PRESS RELEASE 
Friday, October 1, 2004
Contact: James Bopp, Jr.
Phone 812/232-2434; Fax 812/235-3685; jboppjr@aol.com
 
Alaska Rules on Judicial Speech Challenged
 
Suit was filed today in federal court to block enforcement of Alaska's rules that forbid state court judicial candidates from responding to a survey asking their views on legal and political issues. The suit was filed in the U.S. District Court for Alaska in Anchorage. Alaska Right to Life Political Action Committee was joined in the suit by a North Pole resident, Michael W. Miller, who seeks information on state judicial candidates. The case was brought against members of the Alaska Commission on Judicial Conduct and the Alaska Bar Counsel – bodies charged with disciplining judges and lawyers who violate the Alaska Code of Judicial Conduct.
 
Alaska Right to Life had sent a survey to candidates for judicial office in the November 2004 election requesting that they state their views on policies and court decisions on abortion, euthanasia, and related matters.

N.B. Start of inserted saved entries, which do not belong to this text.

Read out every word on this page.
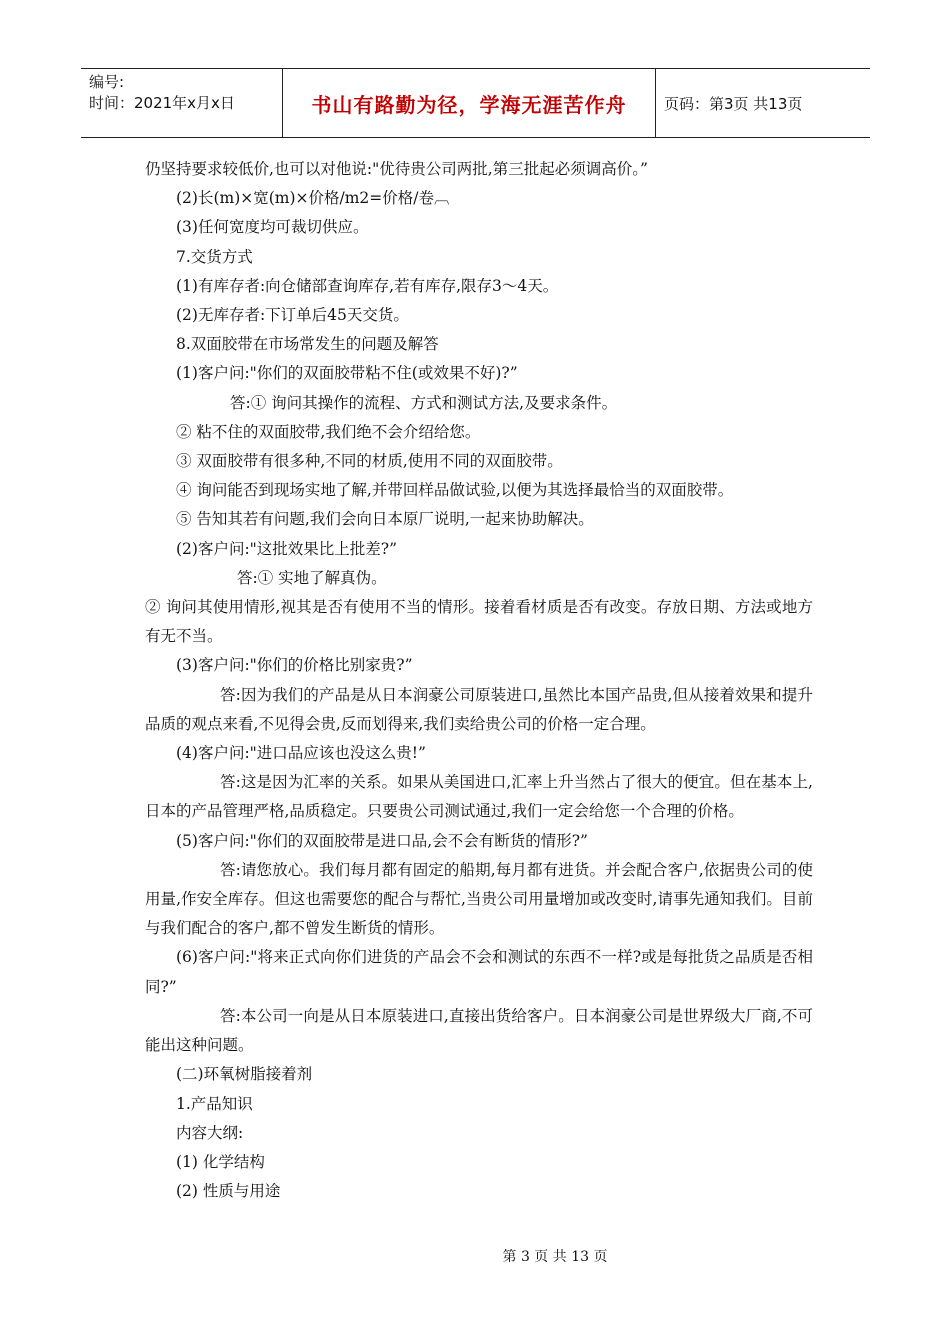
编号:
时间：2021年x月x日	书山有路勤为径，学海无涯苦作舟	页码：第3页 共13页

仍坚持要求较低价,也可以对他说:"优待贵公司两批,第三批起必须调高价。”

(2)长(m)×宽(m)×价格/m2=价格/卷︹

(3)任何宽度均可裁切供应。

7.交货方式

(1)有库存者:向仓储部查询库存,若有库存,限存3～4天。

(2)无库存者:下订单后45天交货。

8.双面胶带在市场常发生的问题及解答

(1)客户问:"你们的双面胶带粘不住(或效果不好)?”

答:① 询问其操作的流程、方式和测试方法,及要求条件。

② 粘不住的双面胶带,我们绝不会介绍给您。

③ 双面胶带有很多种,不同的材质,使用不同的双面胶带。

④ 询问能否到现场实地了解,并带回样品做试验,以便为其选择最恰当的双面胶带。

⑤ 告知其若有问题,我们会向日本原厂说明,一起来协助解决。

(2)客户问:"这批效果比上批差?”

答:① 实地了解真伪。

② 询问其使用情形,视其是否有使用不当的情形。接着看材质是否有改变。存放日期、方法或地方有无不当。

(3)客户问:"你们的价格比别家贵?”

答:因为我们的产品是从日本润豪公司原装进口,虽然比本国产品贵,但从接着效果和提升品质的观点来看,不见得会贵,反而划得来,我们卖给贵公司的价格一定合理。

(4)客户问:"进口品应该也没这么贵!”

答:这是因为汇率的关系。如果从美国进口,汇率上升当然占了很大的便宜。但在基本上,日本的产品管理严格,品质稳定。只要贵公司测试通过,我们一定会给您一个合理的价格。

(5)客户问:"你们的双面胶带是进口品,会不会有断货的情形?”

答:请您放心。我们每月都有固定的船期,每月都有进货。并会配合客户,依据贵公司的使用量,作安全库存。但这也需要您的配合与帮忙,当贵公司用量增加或改变时,请事先通知我们。目前与我们配合的客户,都不曾发生断货的情形。

(6)客户问:"将来正式向你们进货的产品会不会和测试的东西不一样?或是每批货之品质是否相同?”

答:本公司一向是从日本原装进口,直接出货给客户。日本润豪公司是世界级大厂商,不可能出这种问题。

(二)环氧树脂接着剂

1.产品知识

内容大纲:

(1) 化学结构

(2) 性质与用途

第 3 页 共 13 页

Several of the judicial candidates refused to do so, especially in view of a 2002 letter from the Alaska Commission on Judicial Conduct stating that "questions that reflect a pre-judgment of a controversial issue or judicial philosophy that could predict outcome in a case are to be avoided." The letter acknowledged that the U.S. Supreme Court had held a Minnesota rule that prohibited judicial candidates from "announcing their views on disputed legal or political issues" unconstitutional, but suggested that Alaska judicial candidates could be disciplined for announcing their views under Alaska rules.
 
According to James Bopp, Jr., lead counsel for plaintiffs Alaska Right to Life and Mike Miller, the Alaska rules "fly in the face of the Supreme Court, which clearly stated that judicial candidates have a right to respond to surveys like this and that voters have a right to hear what they have to say." Bopp, who argued the case challenging the Minnesota judicial rule struck down by the U.S. Supreme Court in Republican Party of Minnesota v. White, 536 U.S. 765 (2002), stated that Alaska's rules and policy were being interpreted to "cover the same unconstitutional territory" as Minnesota's rule that prohibited judicial candidates from announcing their views had done. "Judicial candidates should be able to respond to questions about their beliefs so that voters will have something more to vote on other than their names, law school rank, and date of birth," said Bopp.
 
Alaska Right to Life asked for a preliminary injunction so that it judges may respond to their survey without fear of disciplinary action. It hopes to publish the candidates' responses on their website before the November 2004 election.
 
James Bopp, Jr. has a national federal and state election law practice. He is General Counsel for the James Madison Center for Free Speech and Co-Chairman of the Election Law Subcommittee of the Federalist Society.